How to taste extra virgin olive oil
Tiziano is a true olive expert. Not only did he bring the once-abandoned Aleandri grove back to life with his champion olive tree pruning technique, but he is also a professional extra virgin olive oil taster.
We visited Tiziano at his Le Marche grove where he showed us the interesting technique used to taste extra virgin olive oil when judging its quality and key things to look out for.
Warm crusty bread is a delicious way to enjoy extra virgin olive oil, but if you want to know how to taste olive oil like a pro, you should use the technique called ‘stripping’. All fresh, quality extra virgin olive oil has three key characteristics: a grassy smell, a bitter note, and a peppery kick. While the intensity of these varies between varieties and harvest years, these are the key aspects of fresh, quality extra virgin olive oil. Using stripping to taste your olive oil is the best technique to identify these three olive oil characteristics and really be able to taste the quality and properties of your extra virgin olive oil.

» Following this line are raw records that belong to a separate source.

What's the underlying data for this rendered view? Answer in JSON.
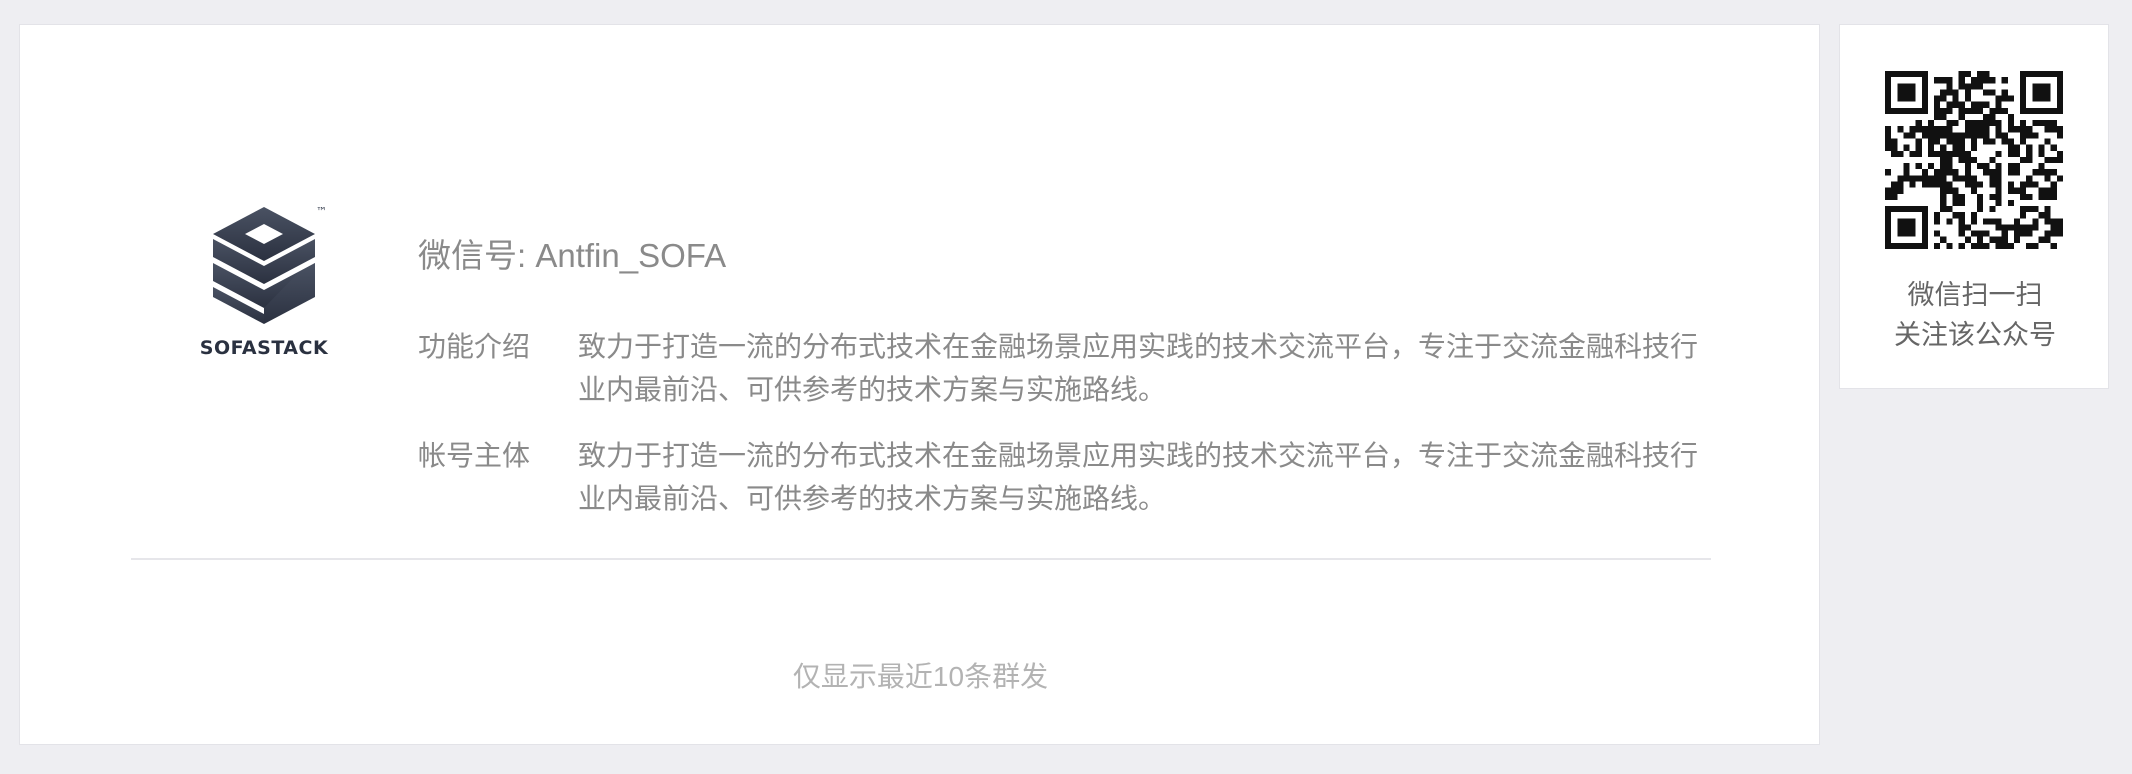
{
  "profile": {
    "logo_name": "SOFASTACK",
    "logo_mark": "™",
    "account_id": "微信号: Antfin_SOFA",
    "intro_label": "功能介绍",
    "intro_text": "致力于打造一流的分布式技术在金融场景应用实践的技术交流平台，专注于交流金融科技行业内最前沿、可供参考的技术方案与实施路线。",
    "owner_label": "帐号主体",
    "owner_text": "致力于打造一流的分布式技术在金融场景应用实践的技术交流平台，专注于交流金融科技行业内最前沿、可供参考的技术方案与实施路线。",
    "footer_note": "仅显示最近10条群发"
  },
  "qr": {
    "icon": "qr-code-icon",
    "caption_line1": "微信扫一扫",
    "caption_line2": "关注该公众号"
  },
  "colors": {
    "page_bg": "#eeeef2",
    "card_bg": "#ffffff",
    "text_muted": "#8a8a8a",
    "logo_dark": "#3a4252"
  }
}
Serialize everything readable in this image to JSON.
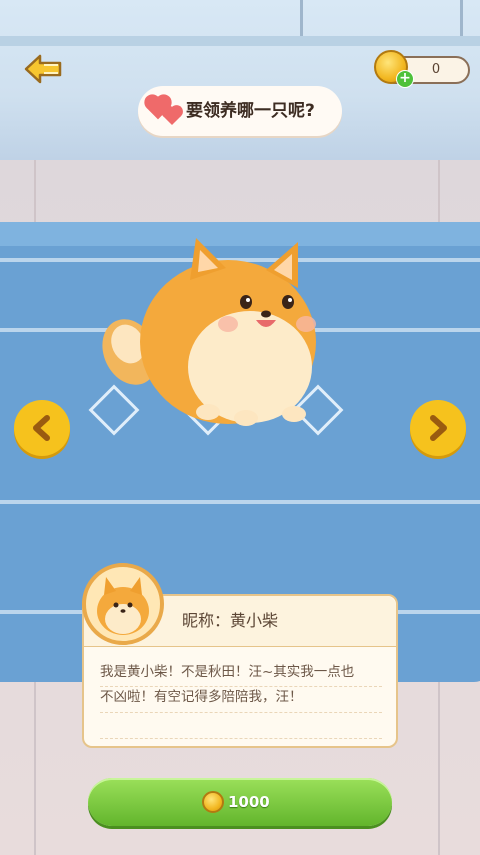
{
  "header": {
    "coins": "0",
    "title": "要领养哪一只呢?"
  },
  "pet": {
    "nickname": "昵称：黄小柴",
    "description_line1": "我是黄小柴！不是秋田！汪~其实我一点也",
    "description_line2": "不凶啦！有空记得多陪陪我，汪！"
  },
  "adopt": {
    "price": "1000"
  },
  "colors": {
    "accent_yellow": "#f6c21d",
    "button_green": "#62b52c",
    "rug_blue": "#6aa1d3"
  },
  "icons": [
    "back-arrow-icon",
    "coin-icon",
    "plus-icon",
    "heart-icon",
    "chevron-left-icon",
    "chevron-right-icon"
  ]
}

The official cups to use for tasting extra virgin olive oil are these small blue glasses. While they aren’t crucial to the technique, they do have a purpose. Despite common misconception, the one aspect that does not have an impact on the quality of extra virgin olive oil is the colour. The point of these glasses is to dull the visual sense so that this doesn’t influence the judging. When tasting your oil with this method at home, in lieu of blue cups use a small glass or a wine glass, just keep that point in mind and focus on your sense of smell and taste only.
See Tiziano using this technique below.
Warm & Swirl
Put a little extra virgin olive oil in the glass and place the base of it in the palm of your hand with the other hand covering the top. The warmth of your palm will warm the oil helping to release the aromas and after a few moments, you will be ready to smell the oil.
Breathe & Smell
Lift your top hand and take a deep breath into the glass and take in the scents of the oil. The smell should remind you of the scent of fresh grass, this is the smell of the fruit on the olive tree. Tiziano says, “The description is often grassy but when you really get down to it it’s the smell of fresh olives”. You may also pick up other subtleties of the variety, such as artichokes, green tomatoes, or almonds.
Sip & Strip
The next step is to taste the oil, and you do this with the stripping technique. The tongue is a receptor, the tip perceives the sweet, the sides the bitter, and the back the spicy; the aim of stripping it to cover all of these to get a true taste of the oil.
Take a small sip of the oil and hold it in your mouth, then put your tongue against the inside of your teeth and draw some quick breaths through your teeth making a sort of ‘shhh’ sound. This will draw the oil across the tongue and to the back of the throat, across the different taste receptors allowing you to taste the different flavour aspects: sweet, salty, bitter, and spicy.
The two key tastes of extra virgin olive oil should be bitter and spicy. Extra virgin olive oil is a natural product, so these characteristics simply relate to the olive fruit it comes from. The first flavour you will taste is bitterness which is the natural flavour of fresh, raw olives. This bitterness will then soften and then will come the spiciness in your throat. This peppery kick is the antioxidant polyphenols, one of the things that make extra virgin olive oil so good for you. You should not taste sweet in extra virgin olive oil as there are no natural sugars in it, so if you do it is likely old or not extra virgin.
Voila! You now know how to taste extra virgin olive oil like an expert.
To get a sense of the differences in tastes between cultivars and regions in your olive tree adoption oils, use this technique to compare them and see what flavour variations you can pick up. When doing this or comparing other oils, a little tip from Tiziano is to have a piece of apple between tastings the different oils. This will cleanse the palette and help to keep your tasting judgements objective.